Without preferential access to EU markets, banks have hinted that they could move thousands of bankers out of London. Finance firms’ biggest costs are their people, and they are not sentimental about adjusting this “cost base” quickly to suit prevailing conditions.

But if London becomes less attractive, it is unclear where banks would prefer to put people: Germany has some of the toughest labor laws in the world, and France taxes people at “confiscatory” levels (the words of one financial services executive). It’s also worth noting that banks have recently been laying people off more than hiring: only regulatory and compliance divisions are growing.
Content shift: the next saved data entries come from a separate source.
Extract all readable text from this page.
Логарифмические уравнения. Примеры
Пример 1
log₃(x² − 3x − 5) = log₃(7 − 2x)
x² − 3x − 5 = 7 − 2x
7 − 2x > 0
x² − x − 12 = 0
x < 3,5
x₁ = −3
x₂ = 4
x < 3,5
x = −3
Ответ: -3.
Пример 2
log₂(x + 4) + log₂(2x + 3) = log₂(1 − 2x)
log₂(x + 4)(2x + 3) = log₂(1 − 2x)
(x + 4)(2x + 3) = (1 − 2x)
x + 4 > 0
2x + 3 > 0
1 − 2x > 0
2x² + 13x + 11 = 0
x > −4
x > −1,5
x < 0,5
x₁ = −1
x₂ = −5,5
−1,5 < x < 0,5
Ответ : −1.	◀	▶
One senior Wall Street executive, whose bank has hundreds of people in London, said, “We’re not going to hire, and if business slows, we will start shrinking.” If Britain goes ahead with severing ties with the EU, he predicted that his London office—now the company’s international HQ—would become a much less important satellite office, like outposts in Germany or Italy. If others make similar decisions, the departures have a multiplier effect on forgone tax revenues and lower spending.

Ironically, Brexit might inadvertently achieve the aims of its staunchest supporters, though perhaps not in the way they intended. Immigration to Britain has surged because the economy was among the strongest in Europe, with low unemployment and dynamic, world-beating industry clusters. With the odds of recession rising, and markets in turmoil, it’s fair to say some of those advantages will wane, and with them, immigration.